In applicazione di tale principio la Cassazione aveva ritenuto che, qualora il soggetto leso prospetti, pur in difetto di tali presupposti, di aver subito un danno ingiusto per il compimento di reati da parte di magistrati nell'assolvimento delle funzioni istituzionali, la relativa domanda non si sottrae al giudizio di ammissibilità previsto dall'art. 5 della richiamata legge, in quanto ove il (preteso) danneggiato potesse liberamente agire in giudizio civile (in via alternativa o cumulativa nei confronti del magistrato e dello Stato), semplicemente prospettando ipotesi di reato a carico del magistrato, risulterebbero completamente vanificati i limiti ed il «filtro» imposti dalla legge all'ammissibilità dell'indicata azione (Cass. n. 11044/1998 conf. Cass. n. 2567/2002; Cass. n. 6697/2003, Cass. n. 24387/2006; Cass. n. 10295/2007).

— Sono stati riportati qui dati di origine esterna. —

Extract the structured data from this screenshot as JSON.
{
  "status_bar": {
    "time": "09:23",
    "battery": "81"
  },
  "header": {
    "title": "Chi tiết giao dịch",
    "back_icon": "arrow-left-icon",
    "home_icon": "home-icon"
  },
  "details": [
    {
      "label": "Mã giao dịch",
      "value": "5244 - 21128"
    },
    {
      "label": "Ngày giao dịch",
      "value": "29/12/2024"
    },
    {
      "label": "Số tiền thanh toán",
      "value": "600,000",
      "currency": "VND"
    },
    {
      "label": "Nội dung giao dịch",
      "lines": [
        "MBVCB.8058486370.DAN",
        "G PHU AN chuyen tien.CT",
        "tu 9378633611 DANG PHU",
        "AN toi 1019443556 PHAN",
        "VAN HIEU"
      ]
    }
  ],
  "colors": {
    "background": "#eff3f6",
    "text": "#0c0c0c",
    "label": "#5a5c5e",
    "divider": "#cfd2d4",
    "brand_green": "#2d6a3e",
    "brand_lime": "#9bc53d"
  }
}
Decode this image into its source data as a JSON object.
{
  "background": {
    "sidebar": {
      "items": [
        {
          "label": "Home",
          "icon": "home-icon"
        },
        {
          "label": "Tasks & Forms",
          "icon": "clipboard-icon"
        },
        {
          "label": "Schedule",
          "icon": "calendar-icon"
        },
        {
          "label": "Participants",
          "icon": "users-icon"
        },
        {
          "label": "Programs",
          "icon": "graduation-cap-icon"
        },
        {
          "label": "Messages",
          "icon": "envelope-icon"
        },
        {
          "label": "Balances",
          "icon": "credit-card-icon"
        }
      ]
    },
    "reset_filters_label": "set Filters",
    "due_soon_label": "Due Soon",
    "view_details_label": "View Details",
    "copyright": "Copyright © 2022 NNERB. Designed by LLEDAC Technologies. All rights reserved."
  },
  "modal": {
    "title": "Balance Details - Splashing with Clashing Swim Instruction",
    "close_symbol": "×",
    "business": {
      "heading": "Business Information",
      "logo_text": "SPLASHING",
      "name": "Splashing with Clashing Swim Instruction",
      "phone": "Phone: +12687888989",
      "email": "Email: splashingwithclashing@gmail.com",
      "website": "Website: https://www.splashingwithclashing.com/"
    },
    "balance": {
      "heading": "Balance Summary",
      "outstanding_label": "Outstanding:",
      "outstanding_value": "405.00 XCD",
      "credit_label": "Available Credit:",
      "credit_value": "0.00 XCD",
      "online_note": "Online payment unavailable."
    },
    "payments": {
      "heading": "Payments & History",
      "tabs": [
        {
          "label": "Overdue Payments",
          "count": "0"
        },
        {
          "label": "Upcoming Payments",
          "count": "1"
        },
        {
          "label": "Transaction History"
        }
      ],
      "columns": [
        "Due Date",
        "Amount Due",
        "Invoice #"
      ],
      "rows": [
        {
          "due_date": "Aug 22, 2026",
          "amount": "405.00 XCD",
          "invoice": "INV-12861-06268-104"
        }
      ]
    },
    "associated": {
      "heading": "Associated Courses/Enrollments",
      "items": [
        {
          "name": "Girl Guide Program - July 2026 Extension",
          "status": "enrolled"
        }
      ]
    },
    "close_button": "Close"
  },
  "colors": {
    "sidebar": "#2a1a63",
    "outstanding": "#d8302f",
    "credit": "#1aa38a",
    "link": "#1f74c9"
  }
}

Tale consolidata giurisprudenza, sebbene non più attuale, potrebbe comunque fondare una declaratoria di improponibilità dell'azione diretta nei confronti del magistrato, e quindi di inapplicabilità dell'art. 13, ove venissero a mancare i presupposti di costituzione di parte civile nel processo penale, ovvero di previo accertamento del reato con sentenza penale passata in giudicato.

Da un punto di vista concettuale, peraltro, si è anche affermato che sussiste una sostanziale sovrapponibilità tra l'art. 2, relativo alle ipotesi di dolo e colpa grave, e l'art. 13, relativo invece ai fatti costituenti reato, della l. n. 117/1988, atteso che è di difficile configurazione un dolo civile distinto da quello penale, e presupposto applicativo della prima disposizione, come dell'intera legge n. 117 del 1988, non è l'espletamento di funzioni giurisdizionali in senso stretto, bensì l'esercizio in generale di funzioni giudiziarie, con estensione dell'ambito di operatività della disciplina oltre l'attività eminentemente decisoria (Cass. n. 41/2014).